Pacino takes on Tennessee
If you’re anything like me (and I believe at least some of you are), you can never have enough Tennessee Williams. Recently I dashed back to Boston to see Night of the Iguana with Elizabeth Ashley, Amanda Plummer and James Earl Jones. Last week, it was a play about Tennessee Williams at the Pasadena Playhouse starring Al Pacino, Garrett Clayton and Judith Light. This new play was billed as a “development production”, but it sure seemed pretty polished, from the star-laden cast to the swanky set to the ticket prices. Mind you, I’m not complaining – the rare chance to see Al Pacino at work is worth every penny.
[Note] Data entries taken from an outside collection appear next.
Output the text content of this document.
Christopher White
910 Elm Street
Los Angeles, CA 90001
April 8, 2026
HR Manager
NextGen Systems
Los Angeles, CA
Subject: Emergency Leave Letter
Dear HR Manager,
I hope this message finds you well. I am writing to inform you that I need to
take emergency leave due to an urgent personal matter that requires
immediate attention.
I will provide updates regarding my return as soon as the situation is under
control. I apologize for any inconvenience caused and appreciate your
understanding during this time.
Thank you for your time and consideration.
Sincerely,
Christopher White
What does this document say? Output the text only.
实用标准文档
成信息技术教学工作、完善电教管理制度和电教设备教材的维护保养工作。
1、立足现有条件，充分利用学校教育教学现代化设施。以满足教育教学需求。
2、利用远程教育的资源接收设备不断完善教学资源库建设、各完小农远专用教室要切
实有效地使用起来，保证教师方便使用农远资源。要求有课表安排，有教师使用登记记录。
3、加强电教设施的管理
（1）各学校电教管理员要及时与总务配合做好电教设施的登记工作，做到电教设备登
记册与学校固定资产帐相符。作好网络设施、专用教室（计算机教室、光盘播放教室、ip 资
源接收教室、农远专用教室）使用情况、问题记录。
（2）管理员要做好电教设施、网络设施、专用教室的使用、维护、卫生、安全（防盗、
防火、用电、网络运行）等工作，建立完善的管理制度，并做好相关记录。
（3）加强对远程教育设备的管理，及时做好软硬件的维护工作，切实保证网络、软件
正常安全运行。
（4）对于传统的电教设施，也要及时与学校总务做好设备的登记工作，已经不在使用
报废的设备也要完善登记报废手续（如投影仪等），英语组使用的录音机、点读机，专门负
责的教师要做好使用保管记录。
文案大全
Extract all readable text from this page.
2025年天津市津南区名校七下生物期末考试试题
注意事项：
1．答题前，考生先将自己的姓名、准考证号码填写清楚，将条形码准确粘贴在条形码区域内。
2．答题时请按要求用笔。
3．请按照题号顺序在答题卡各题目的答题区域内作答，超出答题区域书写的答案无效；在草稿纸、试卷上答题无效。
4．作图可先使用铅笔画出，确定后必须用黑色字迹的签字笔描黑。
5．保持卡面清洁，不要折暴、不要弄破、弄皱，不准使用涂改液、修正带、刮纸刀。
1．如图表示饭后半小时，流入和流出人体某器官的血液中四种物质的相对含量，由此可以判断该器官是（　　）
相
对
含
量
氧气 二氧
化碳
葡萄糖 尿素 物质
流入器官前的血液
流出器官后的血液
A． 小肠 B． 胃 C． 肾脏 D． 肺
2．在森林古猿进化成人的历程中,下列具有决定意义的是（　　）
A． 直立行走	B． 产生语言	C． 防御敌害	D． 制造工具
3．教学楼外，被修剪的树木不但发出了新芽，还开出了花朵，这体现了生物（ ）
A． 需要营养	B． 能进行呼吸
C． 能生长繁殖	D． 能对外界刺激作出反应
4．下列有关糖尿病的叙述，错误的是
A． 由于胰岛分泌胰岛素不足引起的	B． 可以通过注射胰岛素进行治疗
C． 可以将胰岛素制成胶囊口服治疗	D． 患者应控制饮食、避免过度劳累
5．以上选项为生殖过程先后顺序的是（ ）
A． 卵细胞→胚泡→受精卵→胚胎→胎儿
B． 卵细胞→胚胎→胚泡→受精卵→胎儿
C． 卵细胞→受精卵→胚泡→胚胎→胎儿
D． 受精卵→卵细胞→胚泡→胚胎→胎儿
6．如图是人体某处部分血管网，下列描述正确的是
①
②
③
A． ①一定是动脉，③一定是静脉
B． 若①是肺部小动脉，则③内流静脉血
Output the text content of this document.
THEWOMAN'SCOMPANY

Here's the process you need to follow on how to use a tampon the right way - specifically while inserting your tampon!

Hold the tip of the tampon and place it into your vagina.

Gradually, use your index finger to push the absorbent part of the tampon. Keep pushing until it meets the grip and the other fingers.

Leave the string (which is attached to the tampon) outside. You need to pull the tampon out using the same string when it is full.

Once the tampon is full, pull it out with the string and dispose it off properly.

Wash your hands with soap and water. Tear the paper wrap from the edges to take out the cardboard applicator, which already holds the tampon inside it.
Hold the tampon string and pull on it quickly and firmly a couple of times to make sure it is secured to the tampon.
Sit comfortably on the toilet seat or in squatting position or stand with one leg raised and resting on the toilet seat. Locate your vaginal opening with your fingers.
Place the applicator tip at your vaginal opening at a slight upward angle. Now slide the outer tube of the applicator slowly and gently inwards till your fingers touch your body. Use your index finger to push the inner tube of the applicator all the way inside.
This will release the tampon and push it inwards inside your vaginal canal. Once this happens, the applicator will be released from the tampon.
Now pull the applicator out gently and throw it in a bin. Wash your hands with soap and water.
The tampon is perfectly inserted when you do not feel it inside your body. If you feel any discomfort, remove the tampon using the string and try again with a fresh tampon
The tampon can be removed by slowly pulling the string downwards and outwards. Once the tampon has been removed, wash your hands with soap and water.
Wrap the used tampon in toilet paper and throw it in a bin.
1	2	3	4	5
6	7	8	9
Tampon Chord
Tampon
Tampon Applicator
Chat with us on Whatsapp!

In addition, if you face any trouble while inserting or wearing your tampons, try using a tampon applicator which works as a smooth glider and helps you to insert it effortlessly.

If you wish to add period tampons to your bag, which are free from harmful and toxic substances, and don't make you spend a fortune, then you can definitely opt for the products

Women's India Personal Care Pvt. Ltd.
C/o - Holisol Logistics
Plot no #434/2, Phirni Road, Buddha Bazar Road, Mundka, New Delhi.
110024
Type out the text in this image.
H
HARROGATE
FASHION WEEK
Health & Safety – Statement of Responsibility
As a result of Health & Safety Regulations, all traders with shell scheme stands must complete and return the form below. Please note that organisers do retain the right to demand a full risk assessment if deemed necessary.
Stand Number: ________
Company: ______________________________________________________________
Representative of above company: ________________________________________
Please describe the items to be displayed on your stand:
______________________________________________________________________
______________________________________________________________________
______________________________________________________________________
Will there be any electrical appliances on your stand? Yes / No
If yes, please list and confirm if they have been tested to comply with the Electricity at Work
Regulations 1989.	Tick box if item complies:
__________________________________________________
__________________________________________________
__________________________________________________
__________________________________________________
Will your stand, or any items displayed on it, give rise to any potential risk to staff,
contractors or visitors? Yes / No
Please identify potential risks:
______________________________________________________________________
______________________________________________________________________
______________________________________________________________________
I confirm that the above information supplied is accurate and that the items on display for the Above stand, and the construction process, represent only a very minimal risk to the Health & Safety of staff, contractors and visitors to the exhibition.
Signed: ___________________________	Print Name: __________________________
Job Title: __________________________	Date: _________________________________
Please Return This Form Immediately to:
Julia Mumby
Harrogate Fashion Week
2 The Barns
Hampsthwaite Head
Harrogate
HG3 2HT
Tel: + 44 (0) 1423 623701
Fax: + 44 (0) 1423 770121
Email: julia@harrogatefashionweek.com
The play is a fascinating character study of the final years of Williams’ life told through the eyes of one of his last beaus, playwright Dotson Rader. Onstage Rader was portrayed by Miles Gaston Villanueva, and if his name is not as familiar as his colleagues’, he was no less talented (or, for that matter, hunky). Garrett Clayton has been on quite a roll. He starred in King Cobra (based on gay porn pup Brent Corrigan), he was a lead in Hairspray: Live, and now he’s holding his own opposite Al Pacino. That he’s holding his own clad in some skimpy undies only gilds the lily. I must note the breathtaking Andrew Dits, who makes the most of one brief scene. Judith Light, who never disappoints, tackles a character clearly based on the trustee of Williams’ legacy, Lady Maria St. Just - who has been described as neither a lady, nor a saint, nor just! Light is one of those rare stage creatures who stalks rather than walks, who intones rather than recites, who becomes rather than acts. She is never less than riveting.
It would all be for naught without a galvanizing presence at the center, and Pacino (or “Mr. P” as Light calls him) is certainly that. In a masterful performance that could easily become a caricature, he etches a painfully nuanced portrait of an artist in decline. He even captures Williams’ almost musical vocal cadence. The play has some rough edges, but it’s a tantalizing morsel of things to come. Should anyone want my notes, all they have to do is ask. For once, I refrained from spouting my unsolicited opinions backstage.